The skepticism is warranted when AI is positioned as a substitute for human judgment in interpreting findings in a clinical context. Healthcare market research deals with life-and-death treatment decisions, reimbursement policies that affect patient access, and communication strategies that need to comply with stringent promotional guidelines from bodies like the FDA, EMA, and PMCDA. The consequences of a research error in this sector are qualitatively different from getting a consumer preference study wrong. AI tools should be treated as powerful analytical assistants, not as autonomous research agents.
Closing Thoughts: Advice for Emerging Healthcare Researchers
What's your single most important piece of advice for market researchers who want to build a career in healthcare?

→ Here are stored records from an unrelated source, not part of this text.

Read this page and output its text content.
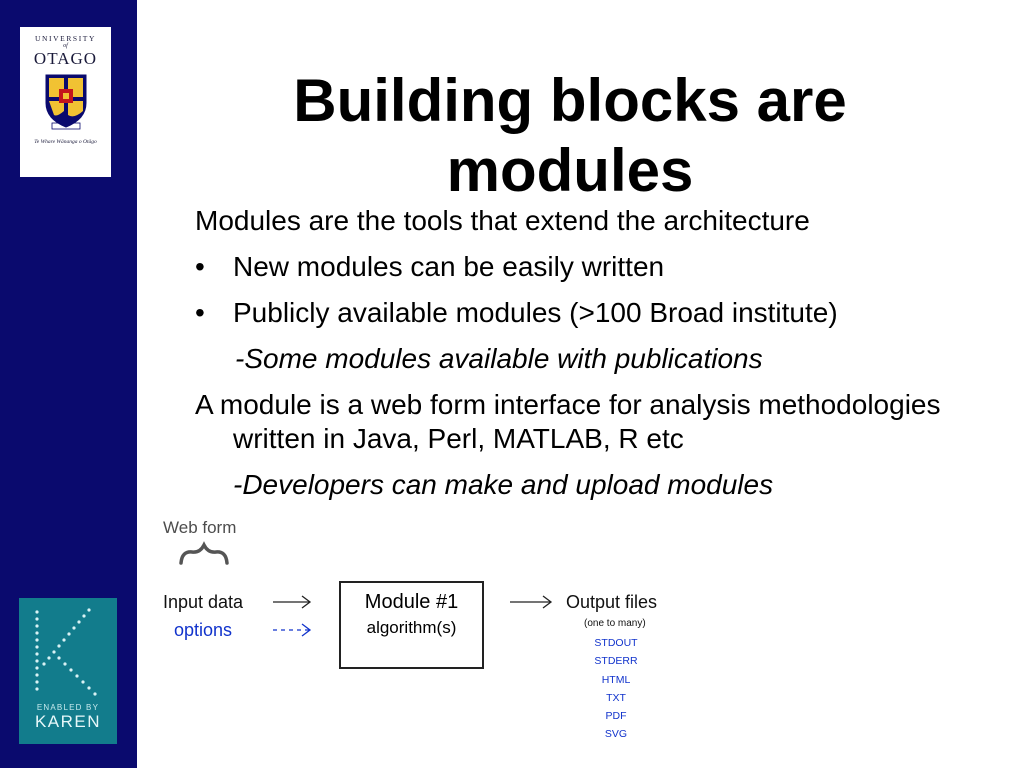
UNIVERSITY
of
OTAGO
Te Whare Wānanga o Otāgo
ENABLED BY
KAREN
Building blocks are modules
Modules are the tools that extend the architecture
• New modules can be easily written
• Publicly available modules (>100 Broad institute)
-Some modules available with publications
A module is a web form interface for analysis methodologies written in Java, Perl, MATLAB, R etc
-Developers can make and upload modules
Web form
Input data
options
Module #1
algorithm(s)
Output files
(one to many)
STDOUT
STDERR
HTML
TXT
PDF
SVG
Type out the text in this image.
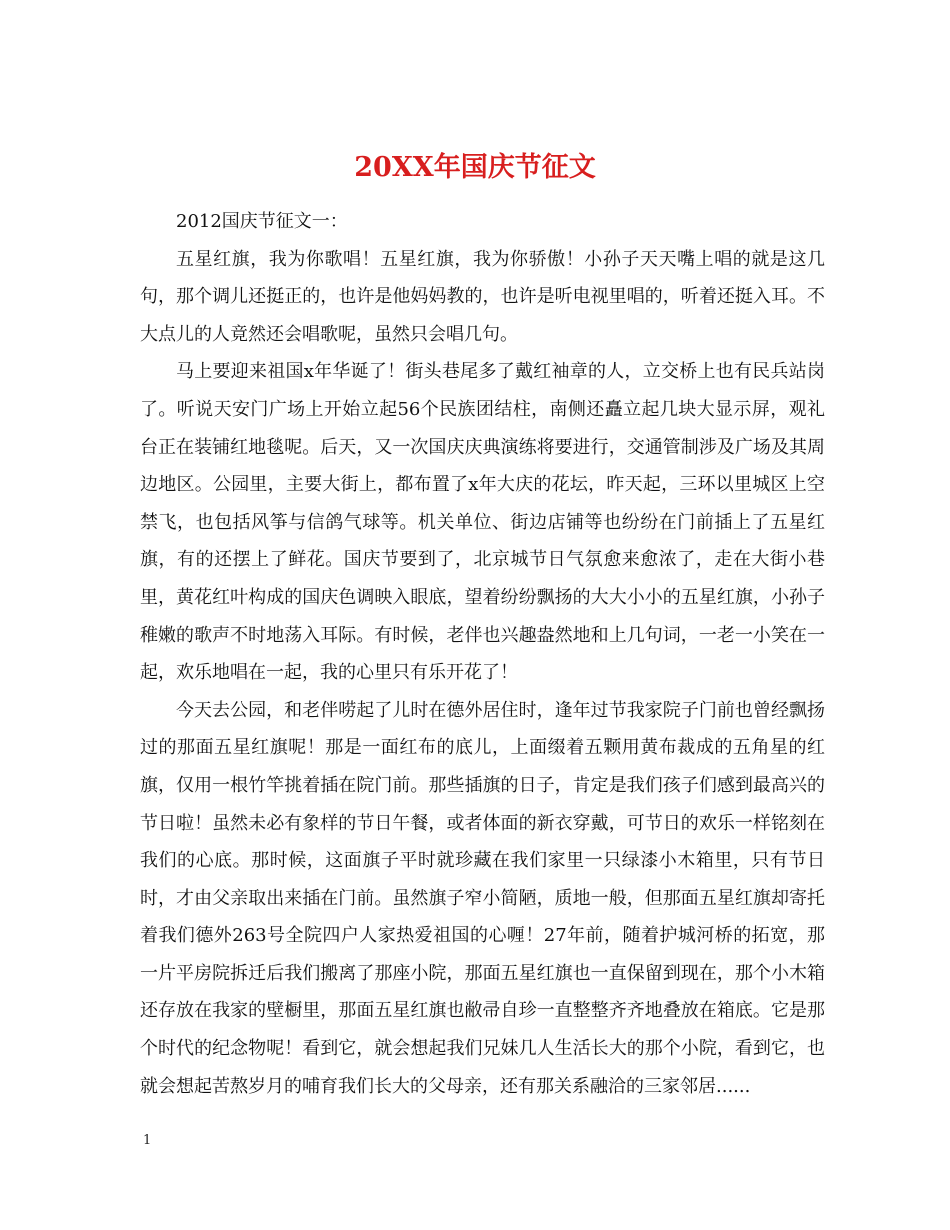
20XX年国庆节征文

2012国庆节征文一：

五星红旗，我为你歌唱！五星红旗，我为你骄傲！小孙子天天嘴上唱的就是这几句，那个调儿还挺正的，也许是他妈妈教的，也许是听电视里唱的，听着还挺入耳。不大点儿的人竟然还会唱歌呢，虽然只会唱几句。

马上要迎来祖国x年华诞了！街头巷尾多了戴红袖章的人，立交桥上也有民兵站岗了。听说天安门广场上开始立起56个民族团结柱，南侧还矗立起几块大显示屏，观礼台正在装铺红地毯呢。后天，又一次国庆庆典演练将要进行，交通管制涉及广场及其周边地区。公园里，主要大街上，都布置了x年大庆的花坛，昨天起，三环以里城区上空禁飞，也包括风筝与信鸽气球等。机关单位、街边店铺等也纷纷在门前插上了五星红旗，有的还摆上了鲜花。国庆节要到了，北京城节日气氛愈来愈浓了，走在大街小巷里，黄花红叶构成的国庆色调映入眼底，望着纷纷飘扬的大大小小的五星红旗，小孙子稚嫩的歌声不时地荡入耳际。有时候，老伴也兴趣盎然地和上几句词，一老一小笑在一起，欢乐地唱在一起，我的心里只有乐开花了！

今天去公园，和老伴唠起了儿时在德外居住时，逢年过节我家院子门前也曾经飘扬过的那面五星红旗呢！那是一面红布的底儿，上面缀着五颗用黄布裁成的五角星的红旗，仅用一根竹竿挑着插在院门前。那些插旗的日子，肯定是我们孩子们感到最高兴的节日啦！虽然未必有象样的节日午餐，或者体面的新衣穿戴，可节日的欢乐一样铭刻在我们的心底。那时候，这面旗子平时就珍藏在我们家里一只绿漆小木箱里，只有节日时，才由父亲取出来插在门前。虽然旗子窄小简陋，质地一般，但那面五星红旗却寄托着我们德外263号全院四户人家热爱祖国的心喱！27年前，随着护城河桥的拓宽，那一片平房院拆迁后我们搬离了那座小院，那面五星红旗也一直保留到现在，那个小木箱还存放在我家的壁橱里，那面五星红旗也敝帚自珍一直整整齐齐地叠放在箱底。它是那个时代的纪念物呢！看到它，就会想起我们兄妹几人生活长大的那个小院，看到它，也就会想起苦熬岁月的哺育我们长大的父母亲，还有那关系融洽的三家邻居......

1
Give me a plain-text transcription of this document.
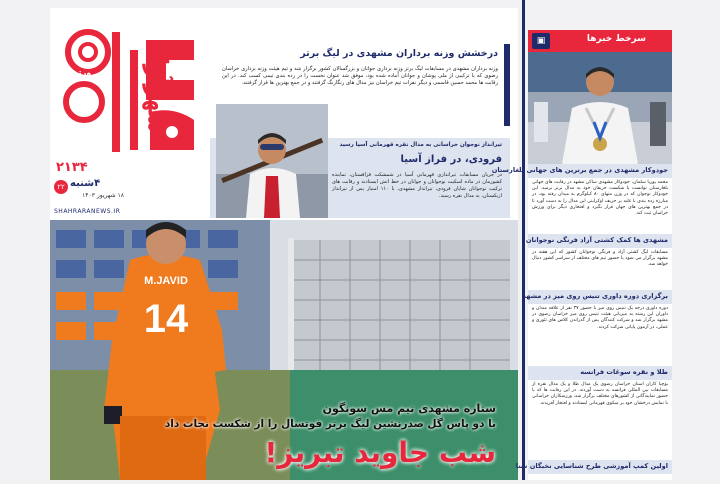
شهرآرا
ورزشی
۲۱۳۴
۲۲ ۴شنبه
۱۸ شهریور ۱۴۰۳
SHAHRARANEWS.IR
درخشش وزنه برداران مشهدی در لیگ برتر

وزنه برداران مشهدی در مسابقات لیگ برتر وزنه برداری جوانان و بزرگسالان کشور برگزار شد و تیم هیئت وزنه برداری خراسان رضوی که با ترکیبی از ملی پوشان و جوانان آماده شده بود، موفق شد عنوان نخست را در رده بندی تیمی کسب کند. در این رقابت ها محمد حسین قاسمی و دیگر نفرات تیم خراسان نیز مدال های رنگارنگ گرفتند و در جمع بهترین ها قرار گرفتند.

تیرانداز نوجوان خراسانی به مدال نقره قهرمانی آسیا رسید
فرودی، در فراز آسیا

در جریان مسابقات تیراندازی قهرمانی آسیا در شمشکت قزاقستان، نماینده کشورمان در ماده اسکیت نوجوانان و جوانان در خط اتش ایستادند و رقابت های ترکیب نوجوانان شایان فرودی، تیرانداز مشهدی، با ۱۱۰ امتیاز پس از تیرانداز ازبکستان، به مدال نقره رسید.

M.JAVID
14
ستاره مشهدی تیم مس سونگون
با دو پاس گل صدرنشین لیگ برتر فوتسال را از شکست نجات داد
شب جاوید تبریز!
▣	سرخط خبرها
جودوکار مشهدی در جمع برترین های جهانی بلغارستان
محمد پوریا سلمان، جودوکار مشهدی ساکن مشهد در رقابت های جهانی بلغارستان توانست با شکست حریفان خود به مدال برنز برسد. این جودوکار نوجوان که در وزن منهای ۸۰ کیلوگرم به میدان رفته بود، در مبارزه رده بندی با غلبه بر حریف اوکراینی این مدال را به دست آورد تا در جمع بهترین های جهان قرار بگیرد و افتخاری دیگر برای ورزش خراسان ثبت کند.
مشهدی ها کمک کشتی آزاد فرنگی نوجوانان
مسابقات لیگ کشتی آزاد و فرنگی نوجوانان کشور که این هفته در مشهد برگزار می شود با حضور تیم های مختلف از سراسر کشور دنبال خواهد شد.
برگزاری دوره داوری تنیس روی میز در مشهد
دوره داوری درجه یک تنیس روی میز با حضور ۳۷ نفر از علاقه مندان و داوران این رشته به میزبانی هیئت تنیس روی میز خراسان رضوی در مشهد برگزار شد و شرکت کنندگان پس از گذراندن کلاس های تئوری و عملی، در آزمون پایانی شرکت کردند.
طلا و نقره سوغات فرانسه
بوچیا کاران استان خراسان رضوی یک مدال طلا و یک مدال نقره از مسابقات بین المللی فرانسه به دست آوردند. در این رقابت ها که با حضور نمایندگانی از کشورهای مختلف برگزار شد، ورزشکاران خراسانی با نمایش درخشان خود بر سکوی قهرمانی ایستادند و افتخار آفریدند.
اولین کمپ آموزشی طرح شناسایی نخبگان شنا
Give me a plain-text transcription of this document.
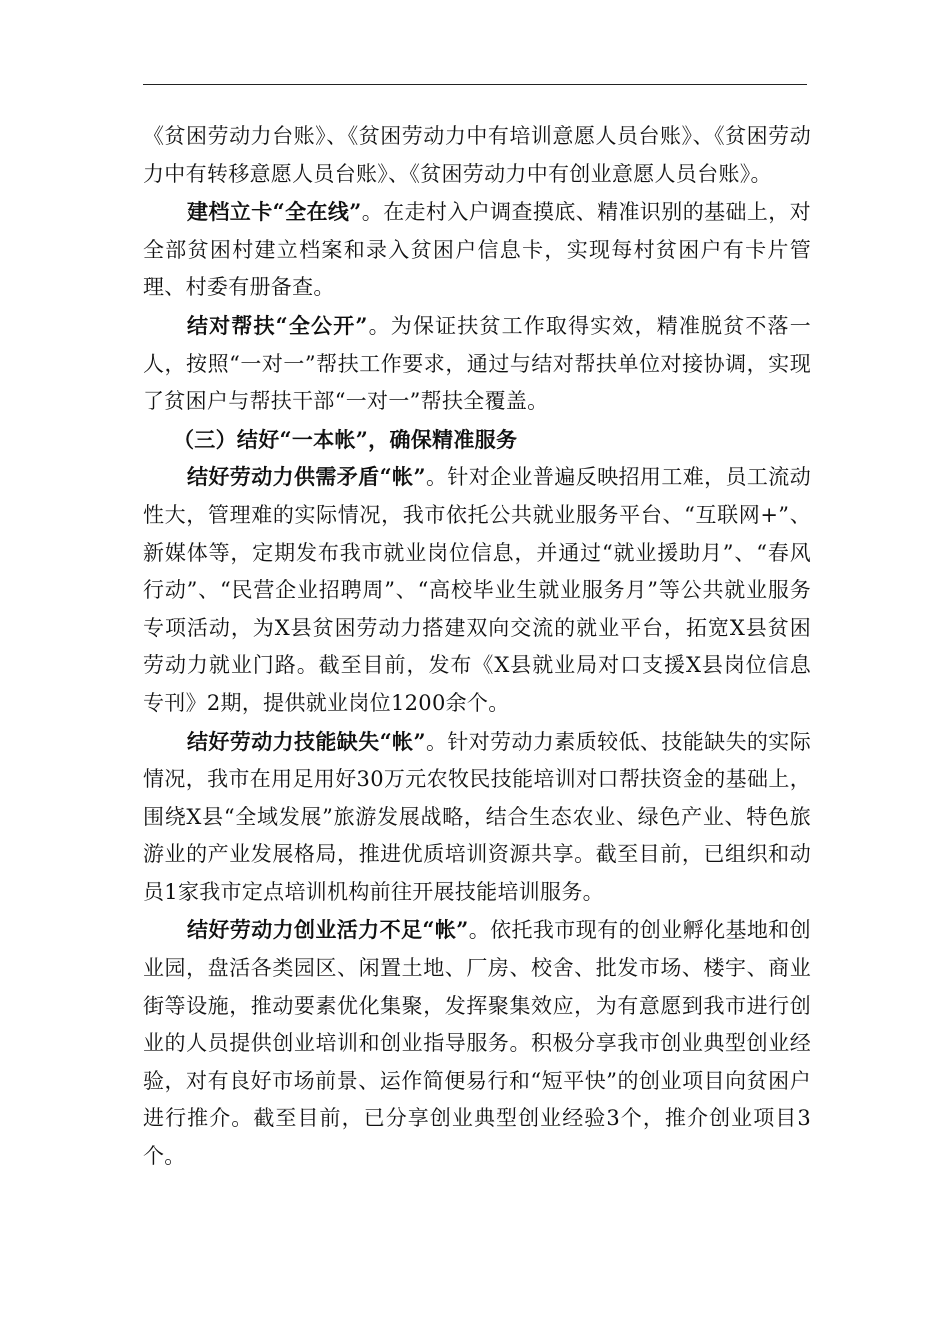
《贫困劳动力台账》、《贫困劳动力中有培训意愿人员台账》、《贫困劳动力中有转移意愿人员台账》、《贫困劳动力中有创业意愿人员台账》。

建档立卡“全在线”。在走村入户调查摸底、精准识别的基础上，对全部贫困村建立档案和录入贫困户信息卡，实现每村贫困户有卡片管理、村委有册备查。

结对帮扶“全公开”。为保证扶贫工作取得实效，精准脱贫不落一人，按照“一对一”帮扶工作要求，通过与结对帮扶单位对接协调，实现了贫困户与帮扶干部“一对一”帮扶全覆盖。

（三）结好“一本帐”，确保精准服务

结好劳动力供需矛盾“帐”。针对企业普遍反映招用工难，员工流动性大，管理难的实际情况，我市依托公共就业服务平台、“互联网+”、新媒体等，定期发布我市就业岗位信息，并通过“就业援助月”、“春风行动”、“民营企业招聘周”、“高校毕业生就业服务月”等公共就业服务专项活动，为X县贫困劳动力搭建双向交流的就业平台，拓宽X县贫困劳动力就业门路。截至目前，发布《X县就业局对口支援X县岗位信息专刊》2期，提供就业岗位1200余个。

结好劳动力技能缺失“帐”。针对劳动力素质较低、技能缺失的实际情况，我市在用足用好30万元农牧民技能培训对口帮扶资金的基础上，围绕X县“全域发展”旅游发展战略，结合生态农业、绿色产业、特色旅游业的产业发展格局，推进优质培训资源共享。截至目前，已组织和动员1家我市定点培训机构前往开展技能培训服务。

结好劳动力创业活力不足“帐”。依托我市现有的创业孵化基地和创业园，盘活各类园区、闲置土地、厂房、校舍、批发市场、楼宇、商业街等设施，推动要素优化集聚，发挥聚集效应，为有意愿到我市进行创业的人员提供创业培训和创业指导服务。积极分享我市创业典型创业经验，对有良好市场前景、运作简便易行和“短平快”的创业项目向贫困户进行推介。截至目前，已分享创业典型创业经验3个，推介创业项目3个。
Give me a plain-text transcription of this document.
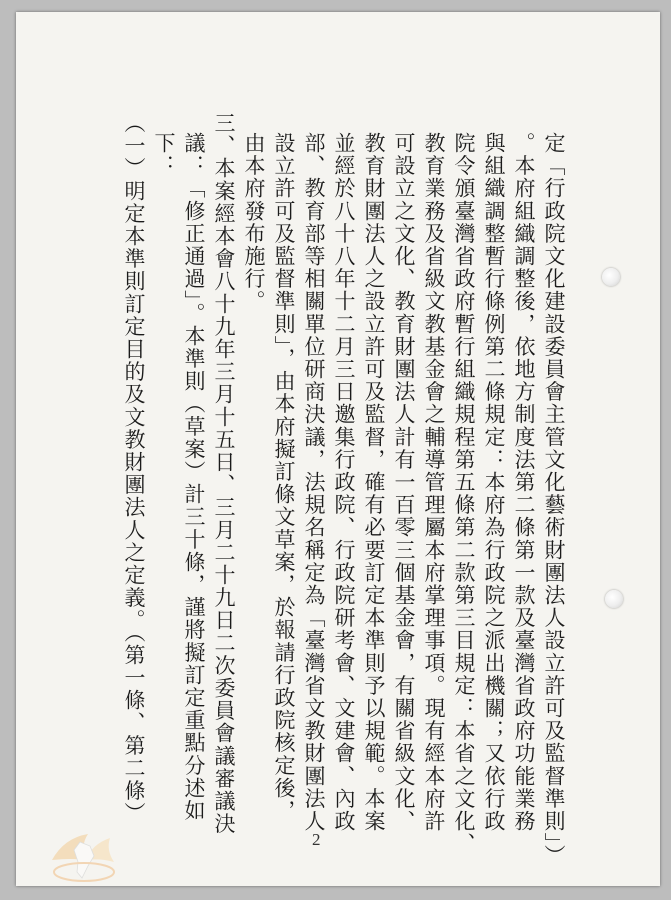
定「行政院文化建設委員會主管文化藝術財團法人設立許可及監督準則」）

。本府組織調整後，依地方制度法第二條第一款及臺灣省政府功能業務

與組織調整暫行條例第二條規定：本府為行政院之派出機關；又依行政

院令頒臺灣省政府暫行組織規程第五條第二款第三目規定：本省之文化、

教育業務及省級文教基金會之輔導管理屬本府掌理事項。現有經本府許

可設立之文化、教育財團法人計有一百零三個基金會，有關省級文化、

教育財團法人之設立許可及監督，確有必要訂定本準則予以規範。本案

並經於八十八年十二月三日邀集行政院、行政院研考會、文建會、內政

部、教育部等相關單位研商決議，法規名稱定為「臺灣省文教財團法人

設立許可及監督準則」，由本府擬訂條文草案，於報請行政院核定後，

由本府發布施行。

三、本案經本會八十九年三月十五日、三月二十九日二次委員會議審議決

議：「修正通過」。本準則（草案）計三十條，謹將擬訂定重點分述如

下：

（一）明定本準則訂定目的及文教財團法人之定義。（第一條、第二條）

2
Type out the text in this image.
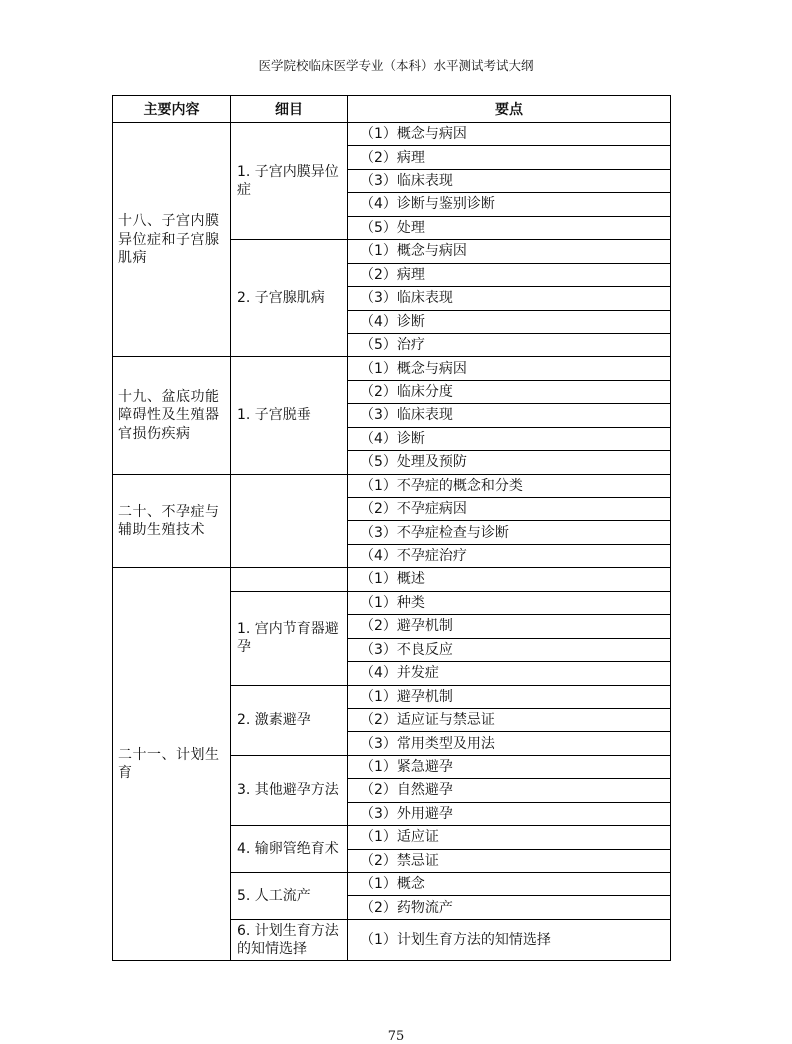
医学院校临床医学专业（本科）水平测试考试大纲
主要内容	细目	要点
十八、子宫内膜异位症和子宫腺肌病	1. 子宫内膜异位症	（1）概念与病因
		（2）病理
		（3）临床表现
		（4）诊断与鉴别诊断
		（5）处理
	2. 子宫腺肌病	（1）概念与病因
		（2）病理
		（3）临床表现
		（4）诊断
		（5）治疗
十九、盆底功能障碍性及生殖器官损伤疾病	1. 子宫脱垂	（1）概念与病因
		（2）临床分度
		（3）临床表现
		（4）诊断
		（5）处理及预防
二十、不孕症与辅助生殖技术		（1）不孕症的概念和分类
		（2）不孕症病因
		（3）不孕症检查与诊断
		（4）不孕症治疗
二十一、计划生育		（1）概述
	1. 宫内节育器避孕	（1）种类
		（2）避孕机制
		（3）不良反应
		（4）并发症
	2. 激素避孕	（1）避孕机制
		（2）适应证与禁忌证
		（3）常用类型及用法
	3. 其他避孕方法	（1）紧急避孕
		（2）自然避孕
		（3）外用避孕
	4. 输卵管绝育术	（1）适应证
		（2）禁忌证
	5. 人工流产	（1）概念
		（2）药物流产
	6. 计划生育方法的知情选择	（1）计划生育方法的知情选择
75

Dr. Anand: Invest in understanding the clinical context deeply. The researchers who consistently produce the most valuable work in healthcare are those who have taken the time to genuinely understand how diseases are diagnosed and treated, how clinical trials work, how healthcare systems are structured in different countries, and how payment and reimbursement decisions are made. You don't need a medical degree — but you do need intellectual curiosity about medicine and healthcare systems that goes beyond what a client brief will tell you. Read clinical journals, attend medical conferences, spend time with patient communities. The research will be fundamentally better for it.
And embrace regulatory literacy. Knowing the difference between promotional and non-promotional research, understanding when an IRB approval is required, being familiar with PhRMA's code on interactions with healthcare professionals — these aren't just compliance checkboxes. They're the guardrails that protect research integrity in a sector where the stakes are extraordinarily high.